Piracy, Kidnap & Ransom
A closer look at the UK’s new laws.
Piracy, Kidnap & Ransom: UK Bans Ransom Payments by Insurers
On 26 November 2014 the British Home Secretary introduced the Counter-Terrorism and Security Bill (the Bill) to Parliament, part of which deals specifically with prohibiting the payment of insurance claims in respect of payments made in response to terrorist demands.
The insurers of Piracy, Kidnap and Ransom, and extortion policies will be particularly affected.
The Payment of Ransoms at Common Law
The new Bill, if enacted, will alter the present position at common law.

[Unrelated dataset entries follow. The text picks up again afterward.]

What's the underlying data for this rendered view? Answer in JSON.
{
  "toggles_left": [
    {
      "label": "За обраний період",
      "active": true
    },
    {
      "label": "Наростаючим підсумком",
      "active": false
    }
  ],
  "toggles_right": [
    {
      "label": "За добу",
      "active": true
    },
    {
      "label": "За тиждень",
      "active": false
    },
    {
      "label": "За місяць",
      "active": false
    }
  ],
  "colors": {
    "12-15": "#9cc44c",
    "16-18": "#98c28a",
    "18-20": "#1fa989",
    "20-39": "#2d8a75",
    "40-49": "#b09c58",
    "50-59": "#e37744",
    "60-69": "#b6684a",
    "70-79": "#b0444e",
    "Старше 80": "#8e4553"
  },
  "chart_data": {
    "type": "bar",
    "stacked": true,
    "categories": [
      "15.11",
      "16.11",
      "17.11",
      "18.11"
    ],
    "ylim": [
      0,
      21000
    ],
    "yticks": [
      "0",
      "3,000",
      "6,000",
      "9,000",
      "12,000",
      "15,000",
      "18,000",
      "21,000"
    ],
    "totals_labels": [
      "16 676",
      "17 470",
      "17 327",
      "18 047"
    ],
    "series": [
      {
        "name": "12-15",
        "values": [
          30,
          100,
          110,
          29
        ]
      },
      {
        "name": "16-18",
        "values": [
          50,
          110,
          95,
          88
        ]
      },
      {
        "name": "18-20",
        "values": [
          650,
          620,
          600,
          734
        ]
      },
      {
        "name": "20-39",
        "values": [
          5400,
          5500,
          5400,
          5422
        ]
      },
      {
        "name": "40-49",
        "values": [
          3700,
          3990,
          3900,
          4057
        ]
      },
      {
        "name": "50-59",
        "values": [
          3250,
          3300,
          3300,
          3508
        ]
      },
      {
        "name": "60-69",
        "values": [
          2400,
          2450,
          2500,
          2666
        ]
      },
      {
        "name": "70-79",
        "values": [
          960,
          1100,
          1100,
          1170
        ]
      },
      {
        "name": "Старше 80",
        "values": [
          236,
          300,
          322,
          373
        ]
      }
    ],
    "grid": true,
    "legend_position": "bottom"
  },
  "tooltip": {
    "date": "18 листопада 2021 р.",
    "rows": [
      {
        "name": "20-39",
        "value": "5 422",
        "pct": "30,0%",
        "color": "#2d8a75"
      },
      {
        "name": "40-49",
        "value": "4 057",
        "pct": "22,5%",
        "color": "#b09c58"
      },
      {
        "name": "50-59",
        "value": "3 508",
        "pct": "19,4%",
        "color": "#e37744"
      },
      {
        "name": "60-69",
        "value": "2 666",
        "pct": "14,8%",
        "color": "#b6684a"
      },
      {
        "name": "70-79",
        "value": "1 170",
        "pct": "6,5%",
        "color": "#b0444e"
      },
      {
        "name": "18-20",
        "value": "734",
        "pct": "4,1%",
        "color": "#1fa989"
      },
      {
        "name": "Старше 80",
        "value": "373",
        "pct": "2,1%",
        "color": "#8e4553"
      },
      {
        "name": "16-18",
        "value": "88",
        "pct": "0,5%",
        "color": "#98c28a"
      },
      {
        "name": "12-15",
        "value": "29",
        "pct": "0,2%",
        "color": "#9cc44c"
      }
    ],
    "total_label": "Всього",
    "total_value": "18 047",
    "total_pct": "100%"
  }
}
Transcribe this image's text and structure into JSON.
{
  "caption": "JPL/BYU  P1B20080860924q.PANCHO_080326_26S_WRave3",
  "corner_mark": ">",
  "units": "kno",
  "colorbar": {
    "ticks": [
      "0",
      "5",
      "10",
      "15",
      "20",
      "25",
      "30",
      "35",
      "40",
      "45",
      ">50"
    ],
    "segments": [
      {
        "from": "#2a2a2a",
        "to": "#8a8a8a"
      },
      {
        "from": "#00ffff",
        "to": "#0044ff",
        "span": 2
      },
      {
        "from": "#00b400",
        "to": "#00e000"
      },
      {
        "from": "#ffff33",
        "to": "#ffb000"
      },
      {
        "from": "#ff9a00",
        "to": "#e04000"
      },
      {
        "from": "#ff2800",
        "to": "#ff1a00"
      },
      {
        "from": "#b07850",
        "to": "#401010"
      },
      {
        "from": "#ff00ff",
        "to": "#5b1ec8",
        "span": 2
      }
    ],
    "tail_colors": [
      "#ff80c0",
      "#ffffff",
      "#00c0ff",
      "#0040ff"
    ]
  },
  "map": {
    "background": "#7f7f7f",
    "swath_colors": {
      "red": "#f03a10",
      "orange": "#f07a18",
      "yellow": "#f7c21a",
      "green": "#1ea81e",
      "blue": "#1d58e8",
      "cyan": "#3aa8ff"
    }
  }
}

At common law, until now, the payment of ransoms has not been prohibited, as was recently considered in detail and confirmed by the Court of Appeal in Masefield AG v Amlin Corporate Member Ltd.,1 a case concerning the hijacking of a vessel off Somalia by pirates. The court surveyed the state of previous authority, industry practice and government policy, noting that:
There is something of an unexpressed complicity: between the pirates, who threaten liberty but by and large not the lives of crews and maintain their ransom demands at levels which industry can tolerate; the world of commerce, which has introduced precautions but advocates the freedom to meet the realities of the situation by the use of ransom payments; and the world of government, which stops short of deploring the payment ransom but stands aloof, participates in naval operations but on the whole is unwilling to combat pirates with force …. In these morally muddied waters, there is no clearly identified public policy, no substantially incontestable public interest, which could lead the courts, as matters stand at present, to state that the payment of ransom should be regarded as a matter which stands beyond the pale, without any legitimate recognition.